El templo de los filisteos

Uriel Arechiga

Me parece muy curioso cómo las personas, en nuestro afán de hacernos de una identidad, tomamos poses difíciles de sostener. La imperante necesidad de distinguirnos y de ser reconocidos es un signo de estos tiempos en los que, para la sociedad, solo somos uno más del montón, y estamos dispuestos a hacer cosas que rayan en lo ridículo para lograrlo.

Eso estaba pensando hace un rato en el baño donde, aunque no nos guste reconocerlo, se dan estos espacios de reflexión, inclusive epifanías. Prefiero ir en la empresa, porque me gusta imaginar que me están pagando por hacer el dos, pero no hay mucha privacidad. En un par de cubículos más allá del que estaba ocupando, un colega se sentó, y comenzó a pujar con una fuerza desmedida que solo se puede comparar con la de Hulk o con la de Sansón al derrumbar las columnas del templo de los filisteos.

Mientras me lavaba las manos, vi reflejadas en el espejo, por lo bajo de la puerta, unas botas norteñas de piel de víbora pertenecientes al susodicho.  Consideré que tenía dos opciones: esperar a que esa fábrica de hemorroides caminante saliera del baño para tener una charla sincera con él y venderle los beneficios de una dieta alta en fibra, o respetar su anonimato. Opté por lo segundo porque, en una situación tan embarazosa, me gustaría lo mismo.

De regreso a mi oficina, me crucé en el camino con tres compañeras justo cuando una de ellas, Mistifix, decía que le gustaban los hombres “fuertes y varoniles”.  Se callaron, pero yo volteé los ojos hasta ponerlos en blanco para que supieran que sí las había escuchado y dejar a su imaginación lo que opinaba al respecto. Todos reímos (ellas con un poco más de vergüenza que diversión).

El nombre real de Mistifix es Teresa, pero se enoja si la llamas diferente. Es fan del K-pop y el animé. Dice que no es “Otaku” pero, vistiendo ropa de oficina, se le ve más incómoda que un perro en columpio. Se presenta como mujer independiente, empoderada, y ahora sabemos su tipo de hombre, lo cual, sumado, es, por decir lo menos, un maridaje extraño.

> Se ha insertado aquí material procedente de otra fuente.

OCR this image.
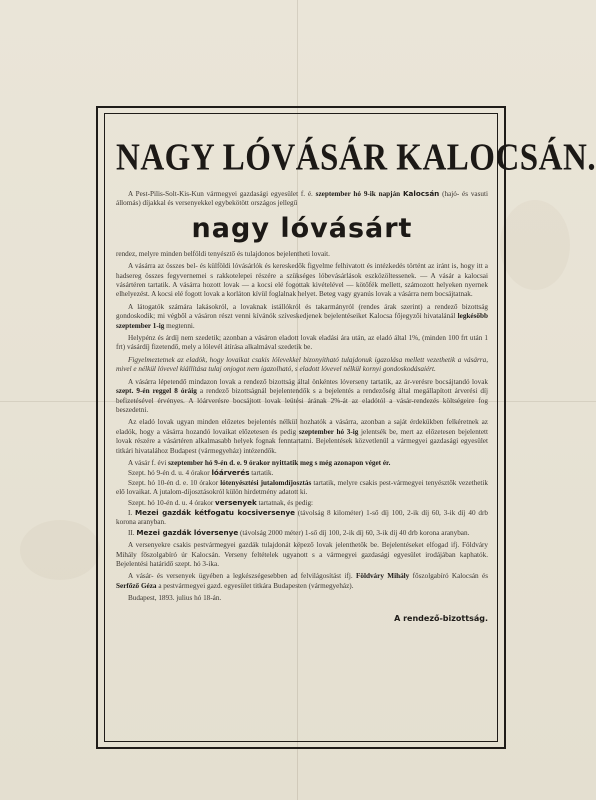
NAGY LÓVÁSÁR KALOCSÁN.

A Pest-Pilis-Solt-Kis-Kun vármegyei gazdasági egyesület f. é. szeptember hó 9-ik napján Kalocsán (hajó- és vasuti állomás) díjakkal és versenyekkel egybekötött országos jellegű

nagy lóvásárt

rendez, melyre minden belföldi tenyésztő és tulajdonos bejelentheti lovait.

A vásárra az összes bel- és külföldi lóvásárlók és kereskedők figyelme felhivatott és intézkedés történt az iránt is, hogy itt a hadsereg összes fegyvernemei s rakkotelepei részére a szükséges lóbevásárlások eszközöltessenek. — A vásár a kalocsai vásártéren tartatik. A vásárra hozott lovak — a kocsi elé fogottak kivételével — kötőfék mellett, számozott helyeken nyernek elhelyezést. A kocsi elé fogott lovak a korláton kívül foglalnak helyet. Beteg vagy gyanús lovak a vásárra nem bocsájtatnak.

A látogatók számára lakásokról, a lovaknak istállókról és takarmányról (rendes árak szerint) a rendező bizottság gondoskodik; mi végből a vásáron részt venni kívánók szíveskedjenek bejelentéseiket Kalocsa főjegyzői hivatalánál legkésőbb szeptember 1-ig megtenni.

Helypénz és árdíj nem szedetik; azonban a vásáron eladott lovak eladási ára után, az eladó által 1%, (minden 100 frt után 1 frt) vásárdíj fizetendő, mely a lólevél átírása alkalmával szedetik be.

Figyelmeztetnek az eladók, hogy lovaikat csakis lólevekkel bizonyítható tulajdonuk igazolása mellett vezethetik a vásárra, mivel e nélkül lóvevel kiállítása tulaj onjogot nem igazolható, s eladott lóvevel nélkül kornyi gondoskodásaiért.

A vásárra lépetendő mindazon lovak a rendező bizottság által önkéntes lóverseny tartatik, az ár-verésre bocsájtandó lovak szept. 9-én reggel 8 óráig a rendező bizottságnál bejelentendők s a bejelentés a rendezőség által megállapított árverési díj befizetésével érvényes. A lóárverésre bocsájtott lovak leütési árának 2%-át az eladótól a vásár-rendezés költségeire fog beszedetni.

Az eladó lovak ugyan minden előzetes bejelentés nélkül hozhatók a vásárra, azonban a saját érdekükben felkéretnek az eladók, hogy a vásárra hozandó lovaikat előzetesen és pedig szeptember hó 3-ig jelentsék be, mert az előzetesen bejelentett lovak részére a vásártéren alkalmasabb helyek fognak fenntartatni. Bejelentések közvetlenül a vármegyei gazdasági egyesület titkári hivatalához Budapest (vármegyeház) intézendők.

A vásár f. évi szeptember hó 9-én d. e. 9 órakor nyittatik meg s még azonapon véget ér.

Szept. hó 9-én d. u. 4 órakor lóárverés tartatik.

Szept. hó 10-én d. e. 10 órakor lótenyésztési jutalomdíjosztás tartatik, melyre csakis pest-vármegyei tenyésztők vezethetik elő lovaikat. A jutalom-díjosztásokról külön hirdetmény adatott ki.

Szept. hó 10-én d. u. 4 órakor versenyek tartatnak, és pedig:

I. Mezei gazdák kétfogatu kocsiversenye (távolság 8 kilométer) 1-ső díj 100, 2-ik díj 60, 3-ik díj 40 drb korona aranyban.

II. Mezei gazdák lóversenye (távolság 2000 méter) 1-ső díj 100, 2-ik díj 60, 3-ik díj 40 drb korona aranyban.

A versenyekre csakis pestvármegyei gazdák tulajdonát képező lovak jelenthetők be. Bejelentéseket elfogad ifj. Földváry Mihály főszolgabíró úr Kalocsán. Verseny feltételek ugyanott s a vármegyei gazdasági egyesület irodájában kaphatók. Bejelentési határidő szept. hó 3-ika.

A vásár- és versenyek ügyében a legkészségesebben ad felvilágosítást ifj. Földváry Mihály főszolgabíró Kalocsán és Serfőző Géza a pestvármegyei gazd. egyesület titkára Budapesten (vármegyeház).

Budapest, 1893. julius hó 18-án.

A rendező-bizottság.
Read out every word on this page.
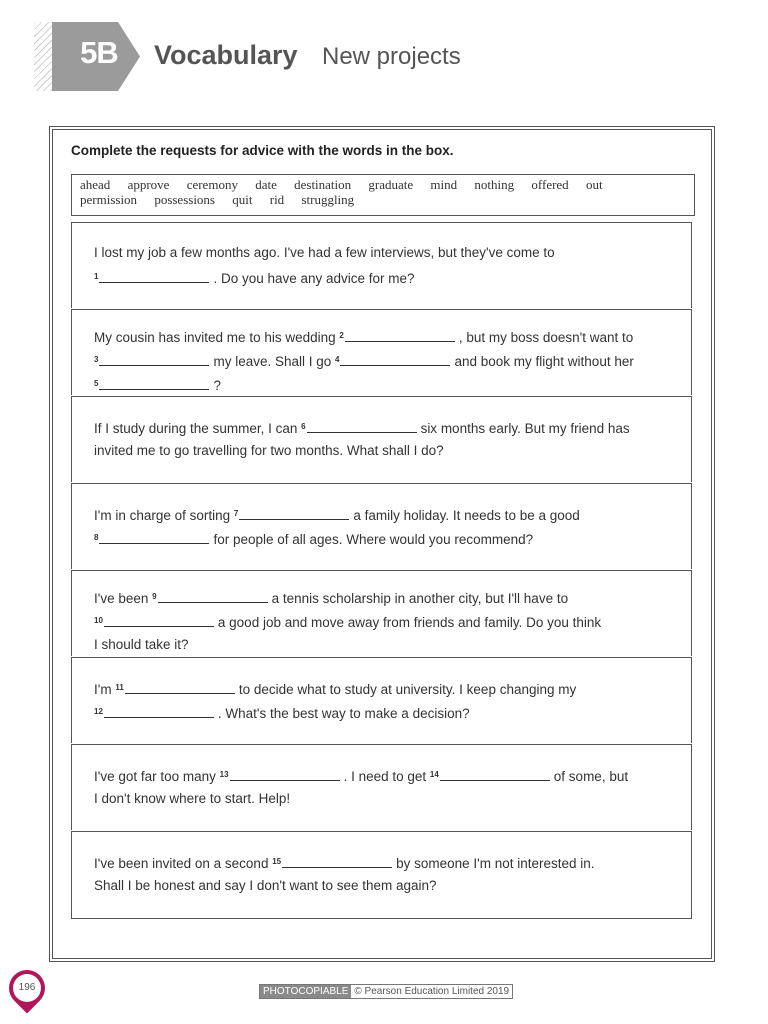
5B Vocabulary New projects
Complete the requests for advice with the words in the box.
ahead approve ceremony date destination graduate mind nothing offered out
permission possessions quit rid struggling
I lost my job a few months ago. I've had a few interviews, but they've come to
$^1$	. Do you have any advice for me?
My cousin has invited me to his wedding $^2$	, but my boss doesn't want to
$^3$	my leave. Shall I go $^4$	and book my flight without her
$^5$	?
If I study during the summer, I can $^6$	six months early. But my friend has
invited me to go travelling for two months. What shall I do?
I'm in charge of sorting $^7$	a family holiday. It needs to be a good
$^8$	for people of all ages. Where would you recommend?
I've been $^9$	a tennis scholarship in another city, but I'll have to
$^{10}$	a good job and move away from friends and family. Do you think
I should take it?
I'm $^{11}$	to decide what to study at university. I keep changing my
$^{12}$	. What's the best way to make a decision?
I've got far too many $^{13}$	. I need to get $^{14}$	of some, but
I don't know where to start. Help!
I've been invited on a second $^{15}$	by someone I'm not interested in.
Shall I be honest and say I don't want to see them again?
196	PHOTOCOPIABLE © Pearson Education Limited 2019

Dos juntas de trabajo después, fui a por agua, y en el dispensador estaba el dueño de las botas de víbora; me recriminé por no haber deducido que se trataba de el Bronco Cudberto, un auténtico bato de la laguna que se había movido a las oficinas de la ciudad de México por un ascenso.  Siempre usa camisa de cuadros y pantalones muy ajustados.  Es de hablar recio y todo mundo aprecia su franqueza aunque, al parecer, su cosmovisión la obtuvo de un librito de catecismo católico.

Lo saludé, y me respondió sin mirarme. Su atención estaba con Mistifix, que todavía seguía platicando con sus amigas en el pasillo. Lo vi, la vi, y le pregunté si le gustaba. Se sonrojó y me respondió, con voz mucho más alta de lo normal, de dónde había sacado eso.  Las compañeras voltearon a vernos y rieron de nuevo. Mistifix retuvo un segundo de más la mirada en el Bronco mientras abanicaba sus largas pestañas.

Era obvio que se gustaban, aunque el Bronco tenía muchas reservas porque, a su saber, las mujeres deben ser tímidas, recatadas y, de preferencia, estar guardadas en su casa.

Yo no soy quién para juzgar su ideología, pero le pregunté si podíamos acordar que, cuando de amor se trata, este puede brotar en las circunstancias más extrañas y de quien menos se espera.

Estuvo de acuerdo aunque, ya en confianza, me dijo que por él sí, pero Mistifix jamás le iba a hacer caso, porque él no era tan sofisticado como para ella. Mi sentir era que ya habíamos alcanzado en esos breves momentos el nivel de camadería y complicidad que se da entre viejos conocidos, por lo que le dije que, si se esforzara la mitad de lo que lo hacía en el baño, seguro que se ligaba a la chica. Me miró con tal cara de estupefacción que fui entonces yo quien se rio a carcajadas.